Behandlung gebührenrechtlicher Einwendungen
Eine Einwendung oder Einrede ist dann gebührenrechtlich, wenn sich der im Vergütungsfestsetzungsverfahren gem. § 11 RVG in Anspruch genommene Antragsgegner darauf beruft, die tatbestandlichen Voraussetzungen einer von dem Rechtsanwalt geltend gemachten Gebühr seien nach dem RVG nicht erfüllt. Hierzu gehört etwa der Einwand, der Anwalt habe nach einer unzutreffenden Ziffer des VV RVG abgerechnet oder die geforderte Vergütung sei nicht in der geltend gemachten Höhe entstanden. Gebührenrechtlich ist auch der Einwand, die Tätigkeit des Rechtsanwalts sei für den Abschluss des später geschlossenen Vergleichs nicht (mit –)ursächlich gewesen (BGH AGS 2020, 330 = zfs 2020, 407 m. Anm. Hansens = RVGreport 2020, 290 [Hansens]). Denn auch dies ist eine Frage der Anwendung der Nr. 1000 VV RVG einschließlich des Abs. 2 der Anm. zu dieser Vorschrift.

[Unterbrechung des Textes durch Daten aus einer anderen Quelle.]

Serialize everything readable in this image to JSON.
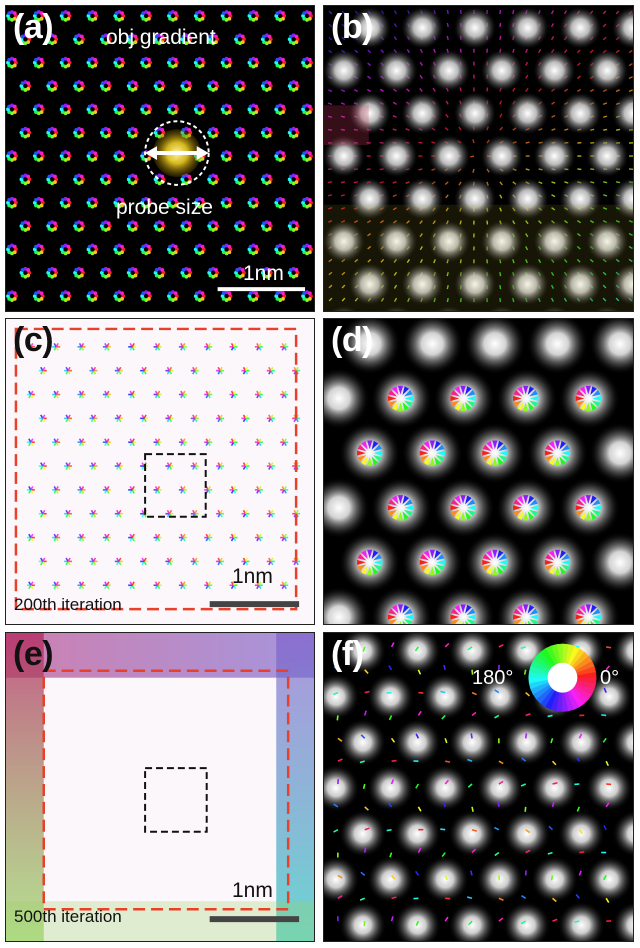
{
  "panels": {
    "a": {
      "label": "(a)",
      "title": "obj gradient",
      "probe_label": "probe size",
      "scale_label": "1nm"
    },
    "b": {
      "label": "(b)"
    },
    "c": {
      "label": "(c)",
      "scale_label": "1nm",
      "iteration": "200th iteration"
    },
    "d": {
      "label": "(d)"
    },
    "e": {
      "label": "(e)",
      "scale_label": "1nm",
      "iteration": "500th iteration"
    },
    "f": {
      "label": "(f)",
      "wheel_left": "180°",
      "wheel_right": "0°"
    }
  },
  "colors": {
    "red_dash": "#e8402a",
    "black_dash": "#111111",
    "dark_bg": "#000000",
    "light_bg": "#fbf7fb",
    "scale_bar_dark": "#ffffff",
    "scale_bar_light": "#444444",
    "probe": "#e0c020"
  }
}
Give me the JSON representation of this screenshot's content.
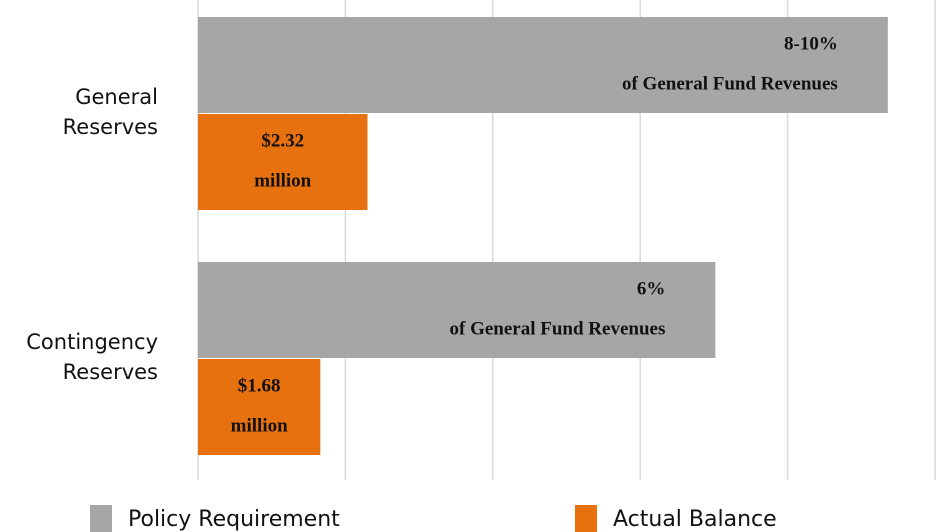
{
  "chart_data": {
    "type": "hbar",
    "categories": [
      "General Reserves",
      "Contingency Reserves"
    ],
    "series": [
      {
        "name": "Policy Requirement",
        "color": "#a6a6a6",
        "values": [
          4.68,
          3.51
        ],
        "labels": [
          [
            "8-10%",
            "of General Fund Revenues"
          ],
          [
            "6%",
            "of General Fund Revenues"
          ]
        ]
      },
      {
        "name": "Actual Balance",
        "color": "#e8710f",
        "values": [
          1.15,
          0.83
        ],
        "labels": [
          [
            "$2.32",
            "million"
          ],
          [
            "$1.68",
            "million"
          ]
        ]
      }
    ],
    "xlim": [
      0,
      5
    ],
    "xticks": [
      0,
      1,
      2,
      3,
      4,
      5
    ],
    "grid": true
  }
}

Für eine solche Prüfung verfügt der Rechtspfleger/Urkundsbeamte der Geschäftsstelle im Vergütungsfestsetzungsverfahren gem. § 11 RVG über die erforderlichen prozessualen Möglichkeiten zur Ermittlung auch solcher Tatsachen, die sich nicht unmittelbar aus der Verfahrensakte ergeben. Der den Vergütungsfestsetzungsantrag stellende Rechtsanwalt hat nämlich gem. § 11 Abs. 2 S. 2 RVG i.V.m. § 104 Abs. 2 Satz 1 ZPO den Ansatz seiner zur Festsetzung angemeldeter Gebühren und Auslagen glaubhaft zu machen. Dies erfordert, dass die tatsächlichen Voraussetzungen des geltend gemachten Gebühren- oder Auslagentatbestands mit überwiegender Wahrscheinlichkeit feststehen müssen. Für die Glaubhaftmachung kann sich der Antragsteller aller Beweismittel einschließlich der eidesstattlichen Versicherung bedienen (BGH RVGreport 2007, 274 [Hansens] = AGS 2007, 322; BGH RVGreport 2007, 275 [ders.] = AGS 2007, 366 = zfs 2007, 469 mit Anm. Hansens, jeweils zum Kostenfestsetzungsverfahren). Gelingt dem Rechtsanwalt die Glaubhaftmachung sämtlicher Tatbestandsvoraussetzungen der geltend gemachten Gebühr oder Auslagenposition nicht, hat der Rechtspfleger/Urkundsbeamte der Geschäftsstelle den Vergütungsfestsetzungsantrag insoweit zurückzuweisen.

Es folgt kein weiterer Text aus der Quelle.